The fifth form of juggling is group juggling. This occurs when more than one person juggles the same objects back and forth. A famous French family group, the Perezoffs, at one time consisted of 11 jugglers. A fine German group was the Amoros family. One of their troupe was the first to juggle nine balls at one time. Today most jugglers work as singles or duos.
The early specialized schools of juggling dissolved in the early 1900’s. The weight and equestrian jugglers are no longer seen, group juggling has diminished and there are fewer antipodists, but there are still quite a few icarians and salon jugglers left.
The greatest juggler in the world was Enrico Rastelli, who was born in 1896. Enrico practiced juggling from six to twelve hours most days. He would often talk with performers and conduct business affairs while juggling. He was the father of ball juggling – the physical manipulation of inflated rubber balls. Ball juggling includes such feats as spinning the ball on the fingers, bouncing it continuously on the head, and throwing and catching the ball with various parts of the body. Rastelli would also throw the ball into the audience, have them throw it back and catch it on a stick he held in his mouth. He could carry on an extended conversation while bouncing two balls on his forehead!
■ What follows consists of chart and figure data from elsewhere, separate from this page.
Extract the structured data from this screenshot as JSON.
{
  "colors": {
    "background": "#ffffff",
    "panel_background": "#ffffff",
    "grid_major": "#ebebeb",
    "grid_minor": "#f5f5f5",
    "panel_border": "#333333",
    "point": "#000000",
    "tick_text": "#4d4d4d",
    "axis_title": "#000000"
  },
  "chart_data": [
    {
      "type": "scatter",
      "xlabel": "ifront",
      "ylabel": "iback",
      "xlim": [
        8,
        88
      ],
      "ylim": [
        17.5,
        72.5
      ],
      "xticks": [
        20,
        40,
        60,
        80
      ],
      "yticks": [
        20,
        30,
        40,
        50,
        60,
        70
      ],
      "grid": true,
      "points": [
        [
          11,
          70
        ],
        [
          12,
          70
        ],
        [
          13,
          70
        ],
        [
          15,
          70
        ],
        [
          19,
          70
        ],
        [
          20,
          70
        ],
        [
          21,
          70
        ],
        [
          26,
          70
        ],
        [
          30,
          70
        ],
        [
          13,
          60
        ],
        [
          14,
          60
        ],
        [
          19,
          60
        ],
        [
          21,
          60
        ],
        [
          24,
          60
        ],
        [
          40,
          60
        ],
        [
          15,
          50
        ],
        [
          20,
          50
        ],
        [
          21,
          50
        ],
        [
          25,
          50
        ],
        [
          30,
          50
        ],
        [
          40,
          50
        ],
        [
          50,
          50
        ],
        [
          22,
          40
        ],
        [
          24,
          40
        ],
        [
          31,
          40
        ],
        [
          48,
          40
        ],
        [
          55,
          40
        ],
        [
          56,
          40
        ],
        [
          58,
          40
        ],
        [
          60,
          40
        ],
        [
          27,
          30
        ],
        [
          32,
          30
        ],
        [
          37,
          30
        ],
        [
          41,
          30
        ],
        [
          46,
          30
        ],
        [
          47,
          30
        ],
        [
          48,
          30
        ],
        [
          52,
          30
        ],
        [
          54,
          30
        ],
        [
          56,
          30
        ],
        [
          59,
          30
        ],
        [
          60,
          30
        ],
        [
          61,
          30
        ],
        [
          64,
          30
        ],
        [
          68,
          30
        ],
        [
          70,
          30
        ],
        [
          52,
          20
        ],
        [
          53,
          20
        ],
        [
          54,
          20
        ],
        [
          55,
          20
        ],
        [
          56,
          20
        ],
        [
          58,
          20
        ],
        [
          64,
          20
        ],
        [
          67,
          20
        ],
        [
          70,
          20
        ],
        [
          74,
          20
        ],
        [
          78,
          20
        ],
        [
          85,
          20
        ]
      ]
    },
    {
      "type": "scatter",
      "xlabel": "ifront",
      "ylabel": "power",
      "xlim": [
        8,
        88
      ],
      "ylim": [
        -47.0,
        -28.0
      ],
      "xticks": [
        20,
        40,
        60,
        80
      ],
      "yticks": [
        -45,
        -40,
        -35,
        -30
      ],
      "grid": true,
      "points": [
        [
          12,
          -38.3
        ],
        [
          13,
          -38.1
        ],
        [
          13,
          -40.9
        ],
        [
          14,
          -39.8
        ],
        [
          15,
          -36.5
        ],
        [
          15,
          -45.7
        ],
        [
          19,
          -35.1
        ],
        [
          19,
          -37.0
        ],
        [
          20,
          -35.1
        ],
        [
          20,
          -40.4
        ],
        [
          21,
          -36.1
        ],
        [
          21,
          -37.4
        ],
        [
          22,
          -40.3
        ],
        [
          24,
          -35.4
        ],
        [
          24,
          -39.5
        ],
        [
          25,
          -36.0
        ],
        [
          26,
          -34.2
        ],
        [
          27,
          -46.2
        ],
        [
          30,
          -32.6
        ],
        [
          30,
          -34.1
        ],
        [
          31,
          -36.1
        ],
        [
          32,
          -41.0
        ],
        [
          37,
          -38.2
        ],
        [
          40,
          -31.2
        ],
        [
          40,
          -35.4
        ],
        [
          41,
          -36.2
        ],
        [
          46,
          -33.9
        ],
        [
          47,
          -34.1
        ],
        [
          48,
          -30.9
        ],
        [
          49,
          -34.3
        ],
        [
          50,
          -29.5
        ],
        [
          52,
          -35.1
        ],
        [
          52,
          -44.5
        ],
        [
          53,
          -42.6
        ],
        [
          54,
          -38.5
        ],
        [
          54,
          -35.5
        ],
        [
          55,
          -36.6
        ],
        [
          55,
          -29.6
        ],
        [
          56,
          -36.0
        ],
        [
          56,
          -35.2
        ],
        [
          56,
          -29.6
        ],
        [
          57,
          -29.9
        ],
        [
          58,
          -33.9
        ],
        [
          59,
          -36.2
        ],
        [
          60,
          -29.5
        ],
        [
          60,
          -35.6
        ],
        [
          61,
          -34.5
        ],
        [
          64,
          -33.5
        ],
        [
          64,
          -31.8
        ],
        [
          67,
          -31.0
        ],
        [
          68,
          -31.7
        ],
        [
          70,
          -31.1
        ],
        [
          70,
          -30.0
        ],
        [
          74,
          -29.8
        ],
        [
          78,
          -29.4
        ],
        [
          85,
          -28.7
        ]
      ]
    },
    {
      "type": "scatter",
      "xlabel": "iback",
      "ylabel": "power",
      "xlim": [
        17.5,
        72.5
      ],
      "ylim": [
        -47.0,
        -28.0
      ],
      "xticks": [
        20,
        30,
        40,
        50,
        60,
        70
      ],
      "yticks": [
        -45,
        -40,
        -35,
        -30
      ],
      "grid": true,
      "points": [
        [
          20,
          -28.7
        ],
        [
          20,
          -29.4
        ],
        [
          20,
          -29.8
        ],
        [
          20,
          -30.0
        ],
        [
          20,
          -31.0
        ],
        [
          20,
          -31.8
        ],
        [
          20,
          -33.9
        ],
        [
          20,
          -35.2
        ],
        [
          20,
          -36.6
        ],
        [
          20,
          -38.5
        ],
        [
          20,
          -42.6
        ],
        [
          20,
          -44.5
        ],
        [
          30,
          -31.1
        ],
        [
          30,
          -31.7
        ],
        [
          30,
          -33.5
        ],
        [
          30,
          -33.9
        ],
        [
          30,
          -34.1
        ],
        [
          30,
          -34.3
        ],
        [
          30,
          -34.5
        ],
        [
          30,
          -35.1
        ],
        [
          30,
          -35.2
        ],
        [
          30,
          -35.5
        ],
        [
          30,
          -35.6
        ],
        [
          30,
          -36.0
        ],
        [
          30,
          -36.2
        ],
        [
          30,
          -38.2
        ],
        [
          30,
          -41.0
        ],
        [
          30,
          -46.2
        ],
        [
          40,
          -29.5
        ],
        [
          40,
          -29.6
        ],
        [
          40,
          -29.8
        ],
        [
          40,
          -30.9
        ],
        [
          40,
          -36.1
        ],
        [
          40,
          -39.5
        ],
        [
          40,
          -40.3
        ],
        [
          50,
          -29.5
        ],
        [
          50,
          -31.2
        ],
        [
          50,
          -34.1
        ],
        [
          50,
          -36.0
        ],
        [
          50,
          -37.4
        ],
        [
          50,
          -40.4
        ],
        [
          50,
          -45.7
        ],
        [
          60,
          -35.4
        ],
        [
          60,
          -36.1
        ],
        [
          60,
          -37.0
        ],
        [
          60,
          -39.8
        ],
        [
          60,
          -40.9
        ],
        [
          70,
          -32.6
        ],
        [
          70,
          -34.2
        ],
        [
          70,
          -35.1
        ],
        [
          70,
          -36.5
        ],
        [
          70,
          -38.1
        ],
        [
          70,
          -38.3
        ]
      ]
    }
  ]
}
In addition, he could juggle eight plates while balancing a tall object upon his forehead! This feat has never been duplicated. He was also the first, and one of very few, jugglers to juggle six plates while simultaneously bouncing a ball continuously upon his forehead.
The golden age of Vaudeville brought jugglers from the streets, circuses and jails to theatres. Vaudeville died with the advent of movies, and juggling diminished until the International Jugglers Association (IJA) was founded in 1947. After about twenty years a man named Hovey Burgess started teaching everyone he met to juggle. His students taught others, and a juggling boom spread across the USA.
Today, jugglers entertain and work nationwide and internationally. Although the history of juggling is long and varied, it still hasn’t gone out of style! People around the world continue to gather in awed crowds to watch a professional juggler defying gravity.